Re: Lockdep spalt on killing a processes

Andrey Grodzovsky <andrey.grodzovsky@xxxxxxx> · Mon, 25 Oct 2021 22:33:25 -0400

On 2021-10-25 3:56 p.m., Christian König wrote:

In general I'm all there to get this fixed, but there is one major 
problem: Drivers don't expect the lock to be dropped.

I am probably missing something but in my approach we only modify the 
code for those clients that call dma_fence_signal,
not dma_fence_signal_locked. In those cases the drivers are agnostic to 
lock behavior (or should be at least) since the lock
is acquired within the dma fence code. Note that if you are worried 
about calling the callback without lock then same exact
concern is relevant to using the irq_work directly in the fence code 
since the irq_work will execute at a later time without locked
fence->lock (which is the point of using irq_work).

What we could do is to change all drivers so they call always call the 
dma_fence_signal functions and drop the _locked variants. This way we 
could move calling the callback out of the spinlock.

But that requires audit of all drivers, so quite a lot of work to do.

As i said earlier - if we only modify dma_fence_signal and don't touch 
dma_fence_signal_locked then our only concern should the users of 
dma_fence_signal.
Let me please know if I am still missing some point of yours.

Andrey

Regards,
Christian.

Am 25.10.21 um 21:10 schrieb Andrey Grodzovsky:
Adding back Daniel (somehow he got off the addresses list) and Chris 
who worked a lot in this area.

On 2021-10-21 2:34 a.m., Christian König wrote:

Am 20.10.21 um 21:32 schrieb Andrey Grodzovsky:
On 2021-10-04 4:14 a.m., Christian König wrote:

The problem is a bit different.

The callback is on the dependent fence, while we need to signal 
the scheduler fence.

Daniel is right that this needs an irq_work struct to handle this 
properly.

Christian.

So we had some discussions with Christian regarding irq_work and 
agreed I should look into doing it but stepping back for a sec -

Why we insist on calling the dma_fence_cb  with fence->lock locked 
? Is it because of dma_fence_add_callback ?
Because we first test for DMA_FENCE_FLAG_SIGNALED_BIT and only 
after that lock the fence->lock ? If so, can't we
move DMA_FENCE_FLAG_SIGNALED_BIT  check inside the locked section ? 
Because if in theory
we could call the cb with unlocked fence->lock (i.e. this kind of 
iteration 
https://nam11.safelinks.protection.outlook.com/?url=https%3A%2F%2Felixir.bootlin.com%2Flinux%2Fv5.15-rc6%2Fsource%2Fdrivers%2Fgpu%2Fdrm%2Fttm%2Fttm_resource.c%23L117&amp;data=04%7C01%7Candrey.grodzovsky%40amd.com%7Cc8a4525f94c244bebbd208d997f19242%7C3dd8961fe4884e608e11a82d994e183d%7C0%7C0%7C637707886075917091%7CUnknown%7CTWFpbGZsb3d8eyJWIjoiMC4wLjAwMDAiLCJQIjoiV2luMzIiLCJBTiI6Ik1haWwiLCJXVCI6Mn0%3D%7C1000&amp;sdata=YBq%2BNkDuYKERc8XJDWTfeM%2FSknpuCBHQYgN8Uo5PFv0%3D&amp;reserved=0)
we wouldn't have the lockdep splat.

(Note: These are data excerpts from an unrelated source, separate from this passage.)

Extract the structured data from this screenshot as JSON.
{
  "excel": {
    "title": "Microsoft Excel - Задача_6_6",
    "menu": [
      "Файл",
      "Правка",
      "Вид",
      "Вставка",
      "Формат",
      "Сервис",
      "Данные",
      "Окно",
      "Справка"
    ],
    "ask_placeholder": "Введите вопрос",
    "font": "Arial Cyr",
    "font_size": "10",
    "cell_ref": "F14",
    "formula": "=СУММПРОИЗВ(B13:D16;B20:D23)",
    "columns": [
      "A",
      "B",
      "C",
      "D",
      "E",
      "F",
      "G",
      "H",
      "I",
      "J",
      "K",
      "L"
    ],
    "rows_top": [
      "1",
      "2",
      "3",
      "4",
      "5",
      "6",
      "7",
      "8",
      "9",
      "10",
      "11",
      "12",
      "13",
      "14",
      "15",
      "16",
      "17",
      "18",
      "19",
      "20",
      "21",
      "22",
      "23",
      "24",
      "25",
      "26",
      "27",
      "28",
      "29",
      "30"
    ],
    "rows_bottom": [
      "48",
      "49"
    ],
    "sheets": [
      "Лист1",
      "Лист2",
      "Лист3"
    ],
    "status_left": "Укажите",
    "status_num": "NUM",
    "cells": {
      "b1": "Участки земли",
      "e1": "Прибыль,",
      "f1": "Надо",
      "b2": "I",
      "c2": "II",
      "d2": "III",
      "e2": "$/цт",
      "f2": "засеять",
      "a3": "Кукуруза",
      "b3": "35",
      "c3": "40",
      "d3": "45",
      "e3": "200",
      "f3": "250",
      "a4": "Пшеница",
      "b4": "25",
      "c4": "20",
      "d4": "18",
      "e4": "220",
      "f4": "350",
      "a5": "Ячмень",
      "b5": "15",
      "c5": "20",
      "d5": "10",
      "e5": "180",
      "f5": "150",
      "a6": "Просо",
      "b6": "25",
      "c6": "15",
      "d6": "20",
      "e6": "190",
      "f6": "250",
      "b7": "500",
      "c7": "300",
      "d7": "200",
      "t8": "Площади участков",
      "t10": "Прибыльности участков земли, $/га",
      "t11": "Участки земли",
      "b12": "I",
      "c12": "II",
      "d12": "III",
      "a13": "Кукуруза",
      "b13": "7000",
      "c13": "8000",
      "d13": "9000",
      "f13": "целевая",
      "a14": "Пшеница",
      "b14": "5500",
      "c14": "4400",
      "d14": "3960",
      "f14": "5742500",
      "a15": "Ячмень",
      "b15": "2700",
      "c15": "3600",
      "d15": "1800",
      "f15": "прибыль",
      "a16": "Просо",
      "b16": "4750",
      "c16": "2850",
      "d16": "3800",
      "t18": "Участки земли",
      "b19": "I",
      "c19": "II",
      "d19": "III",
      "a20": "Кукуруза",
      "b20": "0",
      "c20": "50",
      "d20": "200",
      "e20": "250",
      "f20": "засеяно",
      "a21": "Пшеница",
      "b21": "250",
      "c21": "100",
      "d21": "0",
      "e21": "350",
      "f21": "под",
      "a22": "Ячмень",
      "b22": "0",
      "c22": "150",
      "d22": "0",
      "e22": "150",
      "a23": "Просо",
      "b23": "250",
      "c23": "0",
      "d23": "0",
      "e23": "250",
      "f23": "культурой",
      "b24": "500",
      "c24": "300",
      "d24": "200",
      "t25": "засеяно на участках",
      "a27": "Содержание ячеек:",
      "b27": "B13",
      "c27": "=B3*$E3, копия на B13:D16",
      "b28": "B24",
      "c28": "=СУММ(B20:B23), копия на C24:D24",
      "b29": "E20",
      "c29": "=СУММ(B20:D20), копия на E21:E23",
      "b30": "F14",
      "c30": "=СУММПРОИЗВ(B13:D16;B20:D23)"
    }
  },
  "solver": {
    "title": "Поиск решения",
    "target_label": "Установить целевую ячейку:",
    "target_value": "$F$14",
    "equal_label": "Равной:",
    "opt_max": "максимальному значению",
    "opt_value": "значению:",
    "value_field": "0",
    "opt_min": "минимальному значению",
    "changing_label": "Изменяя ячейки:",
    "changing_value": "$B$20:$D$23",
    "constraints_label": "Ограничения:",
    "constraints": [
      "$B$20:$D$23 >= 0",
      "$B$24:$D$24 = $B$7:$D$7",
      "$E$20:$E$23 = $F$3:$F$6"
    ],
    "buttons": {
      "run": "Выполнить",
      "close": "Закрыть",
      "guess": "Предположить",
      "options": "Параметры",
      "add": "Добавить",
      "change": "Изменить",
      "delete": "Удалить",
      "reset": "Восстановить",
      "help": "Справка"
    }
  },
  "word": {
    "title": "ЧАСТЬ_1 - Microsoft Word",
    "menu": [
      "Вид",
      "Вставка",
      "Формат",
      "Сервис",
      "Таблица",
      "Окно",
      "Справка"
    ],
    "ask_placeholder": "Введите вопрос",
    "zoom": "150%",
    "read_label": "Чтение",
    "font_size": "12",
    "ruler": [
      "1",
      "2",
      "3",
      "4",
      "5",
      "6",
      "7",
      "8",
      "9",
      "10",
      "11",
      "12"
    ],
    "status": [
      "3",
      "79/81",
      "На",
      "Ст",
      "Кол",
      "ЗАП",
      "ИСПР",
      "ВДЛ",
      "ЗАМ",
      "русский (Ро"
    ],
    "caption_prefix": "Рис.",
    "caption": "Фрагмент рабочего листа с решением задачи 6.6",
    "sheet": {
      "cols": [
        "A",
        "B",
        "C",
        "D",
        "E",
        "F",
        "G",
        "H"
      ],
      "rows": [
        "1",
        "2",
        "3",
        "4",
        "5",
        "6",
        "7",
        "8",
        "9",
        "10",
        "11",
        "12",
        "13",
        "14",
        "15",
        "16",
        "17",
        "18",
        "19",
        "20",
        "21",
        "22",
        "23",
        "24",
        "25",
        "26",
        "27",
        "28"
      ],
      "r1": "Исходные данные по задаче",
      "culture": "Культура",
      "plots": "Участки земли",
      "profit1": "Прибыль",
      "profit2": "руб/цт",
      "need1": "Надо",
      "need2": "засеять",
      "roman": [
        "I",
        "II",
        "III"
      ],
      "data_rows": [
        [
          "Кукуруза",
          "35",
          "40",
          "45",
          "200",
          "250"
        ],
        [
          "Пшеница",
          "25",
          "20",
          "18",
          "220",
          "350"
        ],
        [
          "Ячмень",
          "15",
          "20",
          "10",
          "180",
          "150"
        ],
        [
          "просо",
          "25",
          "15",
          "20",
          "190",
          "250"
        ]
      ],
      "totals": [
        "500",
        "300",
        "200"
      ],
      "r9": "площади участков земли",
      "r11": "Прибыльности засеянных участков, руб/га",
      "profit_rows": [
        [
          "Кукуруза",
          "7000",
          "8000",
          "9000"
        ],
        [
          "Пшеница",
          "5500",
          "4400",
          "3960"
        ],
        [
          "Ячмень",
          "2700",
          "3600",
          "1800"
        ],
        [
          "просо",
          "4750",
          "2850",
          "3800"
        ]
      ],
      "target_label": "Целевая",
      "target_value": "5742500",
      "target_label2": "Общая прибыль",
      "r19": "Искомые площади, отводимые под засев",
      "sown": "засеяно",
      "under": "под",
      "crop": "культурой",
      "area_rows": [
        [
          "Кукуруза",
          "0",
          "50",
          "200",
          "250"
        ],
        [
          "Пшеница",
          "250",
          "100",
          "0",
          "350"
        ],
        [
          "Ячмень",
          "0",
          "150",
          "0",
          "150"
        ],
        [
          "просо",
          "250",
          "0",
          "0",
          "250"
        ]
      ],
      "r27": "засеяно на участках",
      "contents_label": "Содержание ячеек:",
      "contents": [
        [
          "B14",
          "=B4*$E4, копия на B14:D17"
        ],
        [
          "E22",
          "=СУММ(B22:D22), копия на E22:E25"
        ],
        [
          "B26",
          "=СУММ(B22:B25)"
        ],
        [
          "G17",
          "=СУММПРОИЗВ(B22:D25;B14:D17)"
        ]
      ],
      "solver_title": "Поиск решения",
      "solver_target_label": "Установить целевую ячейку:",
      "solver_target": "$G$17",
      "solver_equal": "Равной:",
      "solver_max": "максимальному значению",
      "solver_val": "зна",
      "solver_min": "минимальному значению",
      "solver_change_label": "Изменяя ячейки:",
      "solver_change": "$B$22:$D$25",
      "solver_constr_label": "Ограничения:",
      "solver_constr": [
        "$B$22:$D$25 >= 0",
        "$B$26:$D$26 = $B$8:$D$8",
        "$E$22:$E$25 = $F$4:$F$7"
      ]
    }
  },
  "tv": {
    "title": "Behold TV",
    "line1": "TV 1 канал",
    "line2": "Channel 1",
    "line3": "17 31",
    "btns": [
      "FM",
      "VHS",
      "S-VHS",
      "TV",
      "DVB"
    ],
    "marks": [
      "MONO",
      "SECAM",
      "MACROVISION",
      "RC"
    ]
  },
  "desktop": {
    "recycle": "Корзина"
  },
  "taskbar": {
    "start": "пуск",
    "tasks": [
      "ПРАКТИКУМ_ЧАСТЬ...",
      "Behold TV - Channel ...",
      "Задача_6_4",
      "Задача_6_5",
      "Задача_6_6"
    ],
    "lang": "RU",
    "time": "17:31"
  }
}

And in general, is it really
the correct approach to call a third party code from a call back 
with locked spinlock ? We don't know what the cb does inside
and I don't see any explicit restrictions in documentation of 
dma_fence_func_t what can and cannot be done there.

Yeah, that's exactly what I meant with using the irq_work directly 
in the fence code.

My idea is not to use irq work at all but instead to implement 
unlocked dma_fence cb execution using iteration
which drops the spinlock each time next cb is executed and acquiring 
it again after (until cb_list is empy).

The problem is dma_fence_signal_locked() which is used by quite a 
number of drivers to signal the fence while holding the lock.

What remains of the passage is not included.